Tuesday, February 24, 2026
HomeFood ScienceVertical Farmer Lots Proclaims $1B Financing Deal With REIT Actuality Earnings

Vertical Farmer Lots Proclaims $1B Financing Deal With REIT Actuality Earnings


Vertical farming firm Lots has entered right into a strategic alliance with REIT Realty Earnings to fund Lots’s vertical farm growth. Beneath the settlement, Realty Earnings will purchase and supply growth funding for properties that may home Lots’s indoor farms, which shall be leased to Lots beneath long-term web leases. The settlement offers for as much as $1 billion of growth alternatives.

Because the preliminary transaction of the alliance, Realty Earnings will purchase the land and supply growth funding for the primary farm of Lots’s indoor vertical farm campus close to Richmond, Virginia, which was introduced final yr. Lots expects the longer term multi-farm campus to ship greater than 20 million kilos of produce throughout a number of crops yearly. The primary farm to be developed on the campus will develop strawberries with Lots associate Driscoll’s and initially serve the Northeast market.

If this sale and leaseback sort of transaction sounds acquainted, maybe it’s since you learn yesterday a few comparable type of deal getting used to fund sidewalk supply robotic startup Kiwibot. Nevertheless, not like the meals robotics market, sale & leaseback transactions are fairly frequent with actual property belongings.
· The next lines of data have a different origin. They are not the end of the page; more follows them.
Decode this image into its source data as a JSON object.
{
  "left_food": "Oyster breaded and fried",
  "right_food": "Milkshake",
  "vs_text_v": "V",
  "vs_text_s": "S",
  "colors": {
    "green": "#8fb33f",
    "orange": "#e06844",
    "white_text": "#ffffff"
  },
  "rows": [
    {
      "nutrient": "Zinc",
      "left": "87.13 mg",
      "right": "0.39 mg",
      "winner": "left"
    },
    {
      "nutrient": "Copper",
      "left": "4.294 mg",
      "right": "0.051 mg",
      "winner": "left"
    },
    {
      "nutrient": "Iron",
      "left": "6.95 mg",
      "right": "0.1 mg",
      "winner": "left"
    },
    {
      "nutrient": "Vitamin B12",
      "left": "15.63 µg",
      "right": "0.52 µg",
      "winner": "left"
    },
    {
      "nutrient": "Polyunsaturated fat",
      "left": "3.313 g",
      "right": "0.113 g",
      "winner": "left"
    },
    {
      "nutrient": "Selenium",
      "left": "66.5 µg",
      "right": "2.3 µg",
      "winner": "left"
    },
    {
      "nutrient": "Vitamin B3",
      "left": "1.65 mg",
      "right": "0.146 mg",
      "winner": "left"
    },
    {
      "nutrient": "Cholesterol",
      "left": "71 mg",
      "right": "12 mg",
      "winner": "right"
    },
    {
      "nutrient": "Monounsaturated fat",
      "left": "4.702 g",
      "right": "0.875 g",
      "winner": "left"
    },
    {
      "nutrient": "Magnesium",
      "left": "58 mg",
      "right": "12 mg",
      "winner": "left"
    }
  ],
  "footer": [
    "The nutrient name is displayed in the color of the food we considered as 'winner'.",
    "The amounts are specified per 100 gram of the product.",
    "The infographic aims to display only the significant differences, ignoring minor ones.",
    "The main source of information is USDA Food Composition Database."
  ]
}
Farmers have been utilizing most of these preparations for many years, so it’s not all that shocking to see REITS begin to take an curiosity in additional tech-forward farming gamers like Lots.

It’s additionally not shocking for a capital-hungry vertical farming enterprise like Lots to look to such a financing to fund its development. AppHarvest and Kalera entered into sale and leaseback offers final yr after working into monetary troubles and largely exhausting entry to extra conventional development capital within the enterprise market. Lots has already raised an enormous $914 million in funding as of final yr and had began to run into monetary difficulties early this yr, asserting they’d shut their San Francisco facility.

Now, with its new funding facility by way of Actuality, the corporate has entry to a big – however essentially extra dangerous – pool of development capital.